Definition: Let $X$ and $Y$ be topological spaces. Suppose that $Y$ is compact and Hausdorff. Let $f,g:X\to Y$ be embeddings. We say that $f$ is ambient isotopic to $g$ (denote $f\sim g$) if there is a continuous function $F:Y\times [0,1]\to Y$ such that the functions of the form $F_t:Y\to Y$, $F_t(y)=F(y,t)$ for $t\in[0,1]$, satisfy the following:
- $F_t$ is a homeomorphism for all $t\in[0,1]$.
- $F_0=id_Y$ and $F_1 \circ f=g$.
The map $F$ is called the ambient isotopy from $f$ to $g$.
Question: If $f\sim g$, is true that $g\sim f$ ?
I think that the answer is yes, and this is what I have done:
Let $F$ be the ambient isotopy from $f$ to $g$. Consider $G:Y\times [0,1]\to Y$, $G(y,t):=F_t^{-1}(y)$. It is clear that $G$ satisfies conditions 1 and 2 of the definition. How can I prove that $G$ is continuous? I don't know. But here we have some facts:
- Every closed subset in $Y$ is compact.
- If $U\subset Y$, then $G^{-1}(U)=\bigcup_{t\in [0,1]}F_t(U)\times\{t\}$.
- $F(U\times [0,1])=\bigcup_{t\in [0,1]}F_t(U)$, therefore $\pi_1(G^{-1}(U))=F(U\times [0,1])$, where $\pi_1$ is the projection over the first component.
May you give me a hand please?
My previous answer was incorrect, as @Chilote pointed out. Here is the correct answer: $$G(y,t) = F_1^{-1}(F(y,1-t)) $$ This is continuous and each $G_t(y) = G(t,y)$ is a homeomorphism.

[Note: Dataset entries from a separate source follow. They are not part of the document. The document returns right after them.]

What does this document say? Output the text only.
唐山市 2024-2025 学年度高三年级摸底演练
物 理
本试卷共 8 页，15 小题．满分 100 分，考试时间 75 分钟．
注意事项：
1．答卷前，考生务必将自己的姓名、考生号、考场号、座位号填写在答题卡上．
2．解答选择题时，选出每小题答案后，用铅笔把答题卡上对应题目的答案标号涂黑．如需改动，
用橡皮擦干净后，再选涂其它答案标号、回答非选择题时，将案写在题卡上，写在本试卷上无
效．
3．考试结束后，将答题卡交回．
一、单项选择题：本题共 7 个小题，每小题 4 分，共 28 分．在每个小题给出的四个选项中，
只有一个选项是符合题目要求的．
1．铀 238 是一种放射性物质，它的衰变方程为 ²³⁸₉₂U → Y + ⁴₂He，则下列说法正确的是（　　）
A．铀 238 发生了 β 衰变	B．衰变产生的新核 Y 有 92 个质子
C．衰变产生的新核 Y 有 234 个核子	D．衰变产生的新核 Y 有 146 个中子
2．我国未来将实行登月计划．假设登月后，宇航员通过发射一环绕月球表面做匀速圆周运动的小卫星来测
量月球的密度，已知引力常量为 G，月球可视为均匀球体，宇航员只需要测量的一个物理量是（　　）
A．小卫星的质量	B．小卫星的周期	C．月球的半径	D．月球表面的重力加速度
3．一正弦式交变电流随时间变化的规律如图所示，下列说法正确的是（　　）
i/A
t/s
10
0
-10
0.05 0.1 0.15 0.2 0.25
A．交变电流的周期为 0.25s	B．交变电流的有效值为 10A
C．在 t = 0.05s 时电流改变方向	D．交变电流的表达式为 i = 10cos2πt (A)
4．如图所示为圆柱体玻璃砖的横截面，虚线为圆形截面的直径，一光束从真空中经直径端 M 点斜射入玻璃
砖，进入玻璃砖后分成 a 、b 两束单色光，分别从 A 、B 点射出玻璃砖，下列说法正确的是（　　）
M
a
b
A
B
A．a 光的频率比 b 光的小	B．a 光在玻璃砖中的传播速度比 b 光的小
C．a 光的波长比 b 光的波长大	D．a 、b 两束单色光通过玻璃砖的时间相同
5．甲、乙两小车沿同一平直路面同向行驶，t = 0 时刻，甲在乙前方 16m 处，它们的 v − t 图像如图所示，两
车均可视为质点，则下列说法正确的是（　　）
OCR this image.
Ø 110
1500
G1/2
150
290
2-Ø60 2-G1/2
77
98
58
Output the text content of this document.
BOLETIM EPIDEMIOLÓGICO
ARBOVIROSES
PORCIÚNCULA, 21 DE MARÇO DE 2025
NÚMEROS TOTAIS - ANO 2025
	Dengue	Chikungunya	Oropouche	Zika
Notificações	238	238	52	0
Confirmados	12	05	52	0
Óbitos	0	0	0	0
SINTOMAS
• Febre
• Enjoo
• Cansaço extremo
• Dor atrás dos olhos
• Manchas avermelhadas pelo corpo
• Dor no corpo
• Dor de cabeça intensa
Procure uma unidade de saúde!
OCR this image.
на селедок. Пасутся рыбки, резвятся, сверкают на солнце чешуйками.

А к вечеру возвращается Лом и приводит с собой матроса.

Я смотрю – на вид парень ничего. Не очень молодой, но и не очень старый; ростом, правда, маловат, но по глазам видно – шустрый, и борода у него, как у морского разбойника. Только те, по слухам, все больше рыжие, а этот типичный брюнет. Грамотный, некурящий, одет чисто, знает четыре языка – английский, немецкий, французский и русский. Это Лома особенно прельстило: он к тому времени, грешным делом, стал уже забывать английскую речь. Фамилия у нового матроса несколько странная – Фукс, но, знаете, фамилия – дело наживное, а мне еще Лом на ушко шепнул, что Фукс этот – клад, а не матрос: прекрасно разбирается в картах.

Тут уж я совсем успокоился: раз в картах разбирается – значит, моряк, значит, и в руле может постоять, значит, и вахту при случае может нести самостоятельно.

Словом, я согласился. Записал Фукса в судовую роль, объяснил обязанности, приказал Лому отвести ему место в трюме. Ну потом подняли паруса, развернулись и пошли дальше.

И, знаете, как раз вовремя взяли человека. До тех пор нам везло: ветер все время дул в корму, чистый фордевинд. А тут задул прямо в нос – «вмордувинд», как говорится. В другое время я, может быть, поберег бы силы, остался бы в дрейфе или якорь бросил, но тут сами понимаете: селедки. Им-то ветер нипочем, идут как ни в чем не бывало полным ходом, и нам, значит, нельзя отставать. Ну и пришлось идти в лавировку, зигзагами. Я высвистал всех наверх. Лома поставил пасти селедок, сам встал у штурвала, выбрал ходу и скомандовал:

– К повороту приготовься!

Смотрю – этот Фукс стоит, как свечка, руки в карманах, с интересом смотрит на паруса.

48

Also, $$G_0(y) = G(y,0) = F_1^{-1}(F(y,1))=F_1^{-1}(F_1^{\vphantom{-1}}(y))=y $$ Also, based on the equation $f = F_1^{-1}\circ g$ we have $$G_1(g(y)) = G(g(y),1) = F_1^{-1}(F(g(y),0)) = F_1^{-1}(g(y)) = f(y) $$ So to summarize, you don't have to work so hard to "reprove" continuity, you simply use appropriate compositions and inversions so that continuity is obvious.